Encore confidentielles il y a quelques années, les cryptomonnaies connaissent un succès fulgurant. Devant l’ethereum, le dogecoin ou encore le ripple, le bitcoin est le porte-étendard des nouvelles monnaies numériques. Alors que la valeur totale des bitcoins a franchi la barre des 1 000 milliards de dollars le 21 février dernier – un bitcoin s’échangeait alors contre plus de 57 000 dollars – cette cryptomonnaie créée en 2008 serait-elle en train devenir la monnaie de demain ?
La genèse
Au commencement était le bloc : une cryptomonnaie est «une monnaie virtuelle qui repose sur un protocole informatique de transactions cryptées et décentralisées, appelé blockchain ou chaîne de blocs», selon l'Institut national de la consommation. Il s’agit donc d’un nouveau type de monnaie, entièrement créée par informatique, qui n’est ni garantie ni régulée par une banque centrale (comme l’euro l’est par la BCE, ou le dollar par la Fed).

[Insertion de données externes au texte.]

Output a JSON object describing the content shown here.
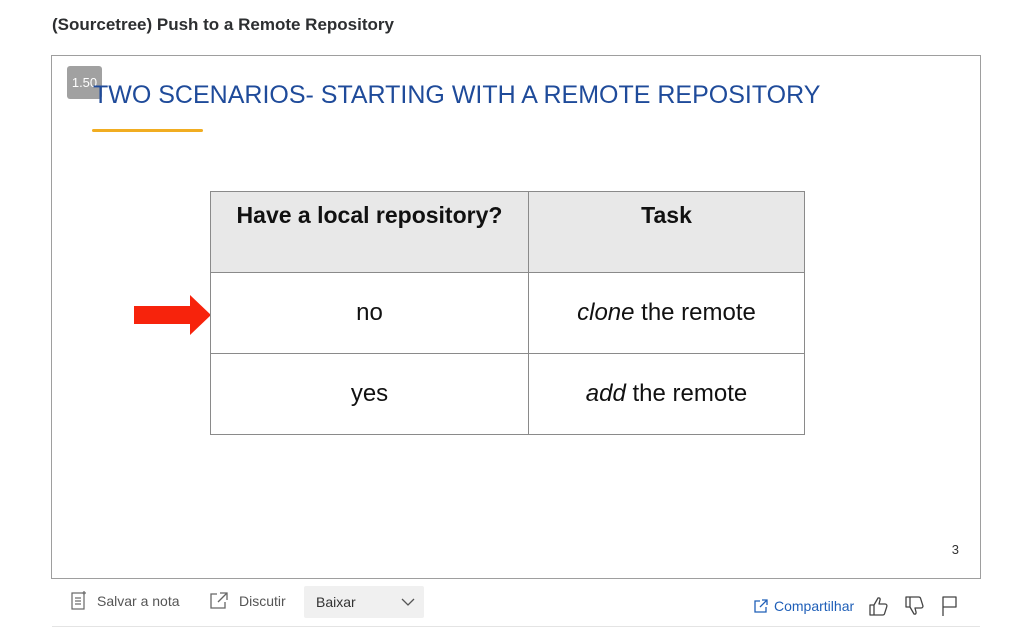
{
  "page": {
    "title": "(Sourcetree) Push to a Remote Repository"
  },
  "slide": {
    "speed": "1.50",
    "heading": "TWO SCENARIOS- STARTING WITH A REMOTE REPOSITORY",
    "slide_number": "3",
    "table": {
      "headers": [
        "Have a local repository?",
        "Task"
      ],
      "rows": [
        {
          "local": "no",
          "task_verb": "clone",
          "task_rest": " the remote"
        },
        {
          "local": "yes",
          "task_verb": "add",
          "task_rest": " the remote"
        }
      ]
    },
    "colors": {
      "heading": "#1f4b9a",
      "underline": "#f1ad21",
      "arrow": "#f7230c"
    }
  },
  "toolbar": {
    "save_note_label": "Salvar a nota",
    "discuss_label": "Discutir",
    "download_label": "Baixar",
    "share_label": "Compartilhar",
    "icons": [
      "note-icon",
      "external-link-icon",
      "chevron-down-icon",
      "share-icon",
      "thumbs-up-icon",
      "thumbs-down-icon",
      "flag-icon"
    ]
  }
}
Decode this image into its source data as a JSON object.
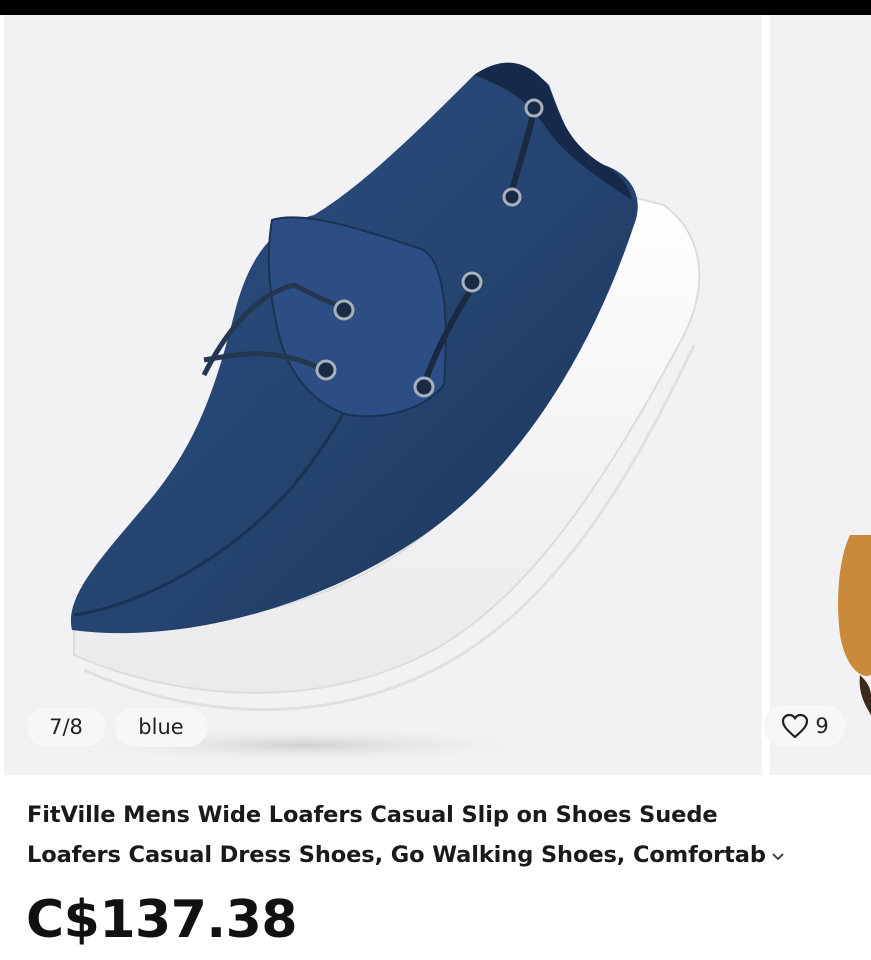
{
  "gallery": {
    "image_counter": "7/8",
    "color_label": "blue",
    "favorites_count": "9"
  },
  "product": {
    "title_line1": "FitVille Mens Wide Loafers Casual Slip on Shoes Suede",
    "title_line2": "Loafers Casual Dress Shoes, Go Walking Shoes, Comfortab",
    "price": "C$137.38"
  },
  "icons": {
    "favorite": "heart-outline-icon",
    "expand": "chevron-down-icon"
  },
  "colors": {
    "shoe_upper": "#24426d",
    "sole": "#ffffff",
    "image_bg": "#f2f2f4",
    "next_shoe": "#c98a3c"
  }
}
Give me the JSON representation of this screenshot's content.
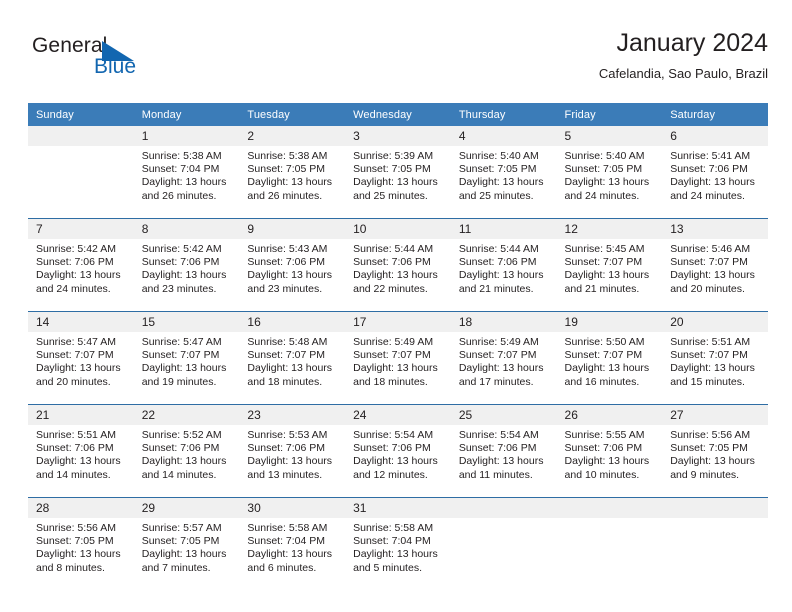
{
  "brand": {
    "name_part1": "General",
    "name_part2": "Blue",
    "triangle_color": "#1266b0",
    "text_color": "#231f20"
  },
  "header": {
    "title": "January 2024",
    "subtitle": "Cafelandia, Sao Paulo, Brazil"
  },
  "theme": {
    "header_blue": "#3b7cb8",
    "separator_blue": "#2e6da4",
    "daynum_band": "#f0f0f0",
    "text": "#231f20"
  },
  "weekday_headers": [
    "Sunday",
    "Monday",
    "Tuesday",
    "Wednesday",
    "Thursday",
    "Friday",
    "Saturday"
  ],
  "weeks": [
    {
      "days": [
        {
          "num": "",
          "sunrise": "",
          "sunset": "",
          "daylight_line1": "",
          "daylight_line2": ""
        },
        {
          "num": "1",
          "sunrise": "Sunrise: 5:38 AM",
          "sunset": "Sunset: 7:04 PM",
          "daylight_line1": "Daylight: 13 hours",
          "daylight_line2": "and 26 minutes."
        },
        {
          "num": "2",
          "sunrise": "Sunrise: 5:38 AM",
          "sunset": "Sunset: 7:05 PM",
          "daylight_line1": "Daylight: 13 hours",
          "daylight_line2": "and 26 minutes."
        },
        {
          "num": "3",
          "sunrise": "Sunrise: 5:39 AM",
          "sunset": "Sunset: 7:05 PM",
          "daylight_line1": "Daylight: 13 hours",
          "daylight_line2": "and 25 minutes."
        },
        {
          "num": "4",
          "sunrise": "Sunrise: 5:40 AM",
          "sunset": "Sunset: 7:05 PM",
          "daylight_line1": "Daylight: 13 hours",
          "daylight_line2": "and 25 minutes."
        },
        {
          "num": "5",
          "sunrise": "Sunrise: 5:40 AM",
          "sunset": "Sunset: 7:05 PM",
          "daylight_line1": "Daylight: 13 hours",
          "daylight_line2": "and 24 minutes."
        },
        {
          "num": "6",
          "sunrise": "Sunrise: 5:41 AM",
          "sunset": "Sunset: 7:06 PM",
          "daylight_line1": "Daylight: 13 hours",
          "daylight_line2": "and 24 minutes."
        }
      ]
    },
    {
      "days": [
        {
          "num": "7",
          "sunrise": "Sunrise: 5:42 AM",
          "sunset": "Sunset: 7:06 PM",
          "daylight_line1": "Daylight: 13 hours",
          "daylight_line2": "and 24 minutes."
        },
        {
          "num": "8",
          "sunrise": "Sunrise: 5:42 AM",
          "sunset": "Sunset: 7:06 PM",
          "daylight_line1": "Daylight: 13 hours",
          "daylight_line2": "and 23 minutes."
        },
        {
          "num": "9",
          "sunrise": "Sunrise: 5:43 AM",
          "sunset": "Sunset: 7:06 PM",
          "daylight_line1": "Daylight: 13 hours",
          "daylight_line2": "and 23 minutes."
        },
        {
          "num": "10",
          "sunrise": "Sunrise: 5:44 AM",
          "sunset": "Sunset: 7:06 PM",
          "daylight_line1": "Daylight: 13 hours",
          "daylight_line2": "and 22 minutes."
        },
        {
          "num": "11",
          "sunrise": "Sunrise: 5:44 AM",
          "sunset": "Sunset: 7:06 PM",
          "daylight_line1": "Daylight: 13 hours",
          "daylight_line2": "and 21 minutes."
        },
        {
          "num": "12",
          "sunrise": "Sunrise: 5:45 AM",
          "sunset": "Sunset: 7:07 PM",
          "daylight_line1": "Daylight: 13 hours",
          "daylight_line2": "and 21 minutes."
        },
        {
          "num": "13",
          "sunrise": "Sunrise: 5:46 AM",
          "sunset": "Sunset: 7:07 PM",
          "daylight_line1": "Daylight: 13 hours",
          "daylight_line2": "and 20 minutes."
        }
      ]
    },
    {
      "days": [
        {
          "num": "14",
          "sunrise": "Sunrise: 5:47 AM",
          "sunset": "Sunset: 7:07 PM",
          "daylight_line1": "Daylight: 13 hours",
          "daylight_line2": "and 20 minutes."
        },
        {
          "num": "15",
          "sunrise": "Sunrise: 5:47 AM",
          "sunset": "Sunset: 7:07 PM",
          "daylight_line1": "Daylight: 13 hours",
          "daylight_line2": "and 19 minutes."
        },
        {
          "num": "16",
          "sunrise": "Sunrise: 5:48 AM",
          "sunset": "Sunset: 7:07 PM",
          "daylight_line1": "Daylight: 13 hours",
          "daylight_line2": "and 18 minutes."
        },
        {
          "num": "17",
          "sunrise": "Sunrise: 5:49 AM",
          "sunset": "Sunset: 7:07 PM",
          "daylight_line1": "Daylight: 13 hours",
          "daylight_line2": "and 18 minutes."
        },
        {
          "num": "18",
          "sunrise": "Sunrise: 5:49 AM",
          "sunset": "Sunset: 7:07 PM",
          "daylight_line1": "Daylight: 13 hours",
          "daylight_line2": "and 17 minutes."
        },
        {
          "num": "19",
          "sunrise": "Sunrise: 5:50 AM",
          "sunset": "Sunset: 7:07 PM",
          "daylight_line1": "Daylight: 13 hours",
          "daylight_line2": "and 16 minutes."
        },
        {
          "num": "20",
          "sunrise": "Sunrise: 5:51 AM",
          "sunset": "Sunset: 7:07 PM",
          "daylight_line1": "Daylight: 13 hours",
          "daylight_line2": "and 15 minutes."
        }
      ]
    },
    {
      "days": [
        {
          "num": "21",
          "sunrise": "Sunrise: 5:51 AM",
          "sunset": "Sunset: 7:06 PM",
          "daylight_line1": "Daylight: 13 hours",
          "daylight_line2": "and 14 minutes."
        },
        {
          "num": "22",
          "sunrise": "Sunrise: 5:52 AM",
          "sunset": "Sunset: 7:06 PM",
          "daylight_line1": "Daylight: 13 hours",
          "daylight_line2": "and 14 minutes."
        },
        {
          "num": "23",
          "sunrise": "Sunrise: 5:53 AM",
          "sunset": "Sunset: 7:06 PM",
          "daylight_line1": "Daylight: 13 hours",
          "daylight_line2": "and 13 minutes."
        },
        {
          "num": "24",
          "sunrise": "Sunrise: 5:54 AM",
          "sunset": "Sunset: 7:06 PM",
          "daylight_line1": "Daylight: 13 hours",
          "daylight_line2": "and 12 minutes."
        },
        {
          "num": "25",
          "sunrise": "Sunrise: 5:54 AM",
          "sunset": "Sunset: 7:06 PM",
          "daylight_line1": "Daylight: 13 hours",
          "daylight_line2": "and 11 minutes."
        },
        {
          "num": "26",
          "sunrise": "Sunrise: 5:55 AM",
          "sunset": "Sunset: 7:06 PM",
          "daylight_line1": "Daylight: 13 hours",
          "daylight_line2": "and 10 minutes."
        },
        {
          "num": "27",
          "sunrise": "Sunrise: 5:56 AM",
          "sunset": "Sunset: 7:05 PM",
          "daylight_line1": "Daylight: 13 hours",
          "daylight_line2": "and 9 minutes."
        }
      ]
    },
    {
      "days": [
        {
          "num": "28",
          "sunrise": "Sunrise: 5:56 AM",
          "sunset": "Sunset: 7:05 PM",
          "daylight_line1": "Daylight: 13 hours",
          "daylight_line2": "and 8 minutes."
        },
        {
          "num": "29",
          "sunrise": "Sunrise: 5:57 AM",
          "sunset": "Sunset: 7:05 PM",
          "daylight_line1": "Daylight: 13 hours",
          "daylight_line2": "and 7 minutes."
        },
        {
          "num": "30",
          "sunrise": "Sunrise: 5:58 AM",
          "sunset": "Sunset: 7:04 PM",
          "daylight_line1": "Daylight: 13 hours",
          "daylight_line2": "and 6 minutes."
        },
        {
          "num": "31",
          "sunrise": "Sunrise: 5:58 AM",
          "sunset": "Sunset: 7:04 PM",
          "daylight_line1": "Daylight: 13 hours",
          "daylight_line2": "and 5 minutes."
        },
        {
          "num": "",
          "sunrise": "",
          "sunset": "",
          "daylight_line1": "",
          "daylight_line2": ""
        },
        {
          "num": "",
          "sunrise": "",
          "sunset": "",
          "daylight_line1": "",
          "daylight_line2": ""
        },
        {
          "num": "",
          "sunrise": "",
          "sunset": "",
          "daylight_line1": "",
          "daylight_line2": ""
        }
      ]
    }
  ]
}
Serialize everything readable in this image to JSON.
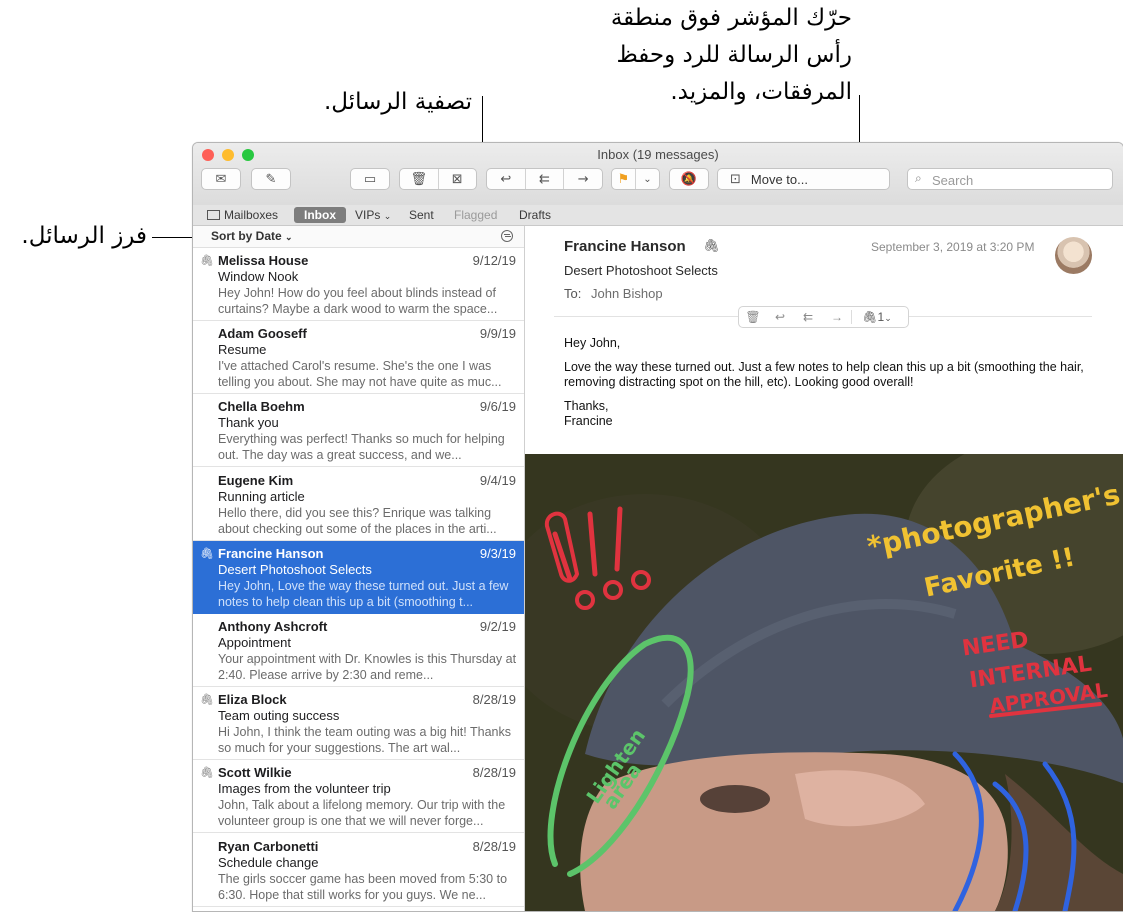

8 500 cryptomonnaies ont été créées, et une soixantaine d’entre elles «pèsent»au moins un milliard de dollars, comme le rappelle L'Express. Les experts en la matière connaissent l’ethereum, le dogecoin, le ripple ou le litecoin, mais le plus connu – et le plus utilisé – est sans conteste le bitcoin, qui fait désormais régulièrement la une de l’actualité économique.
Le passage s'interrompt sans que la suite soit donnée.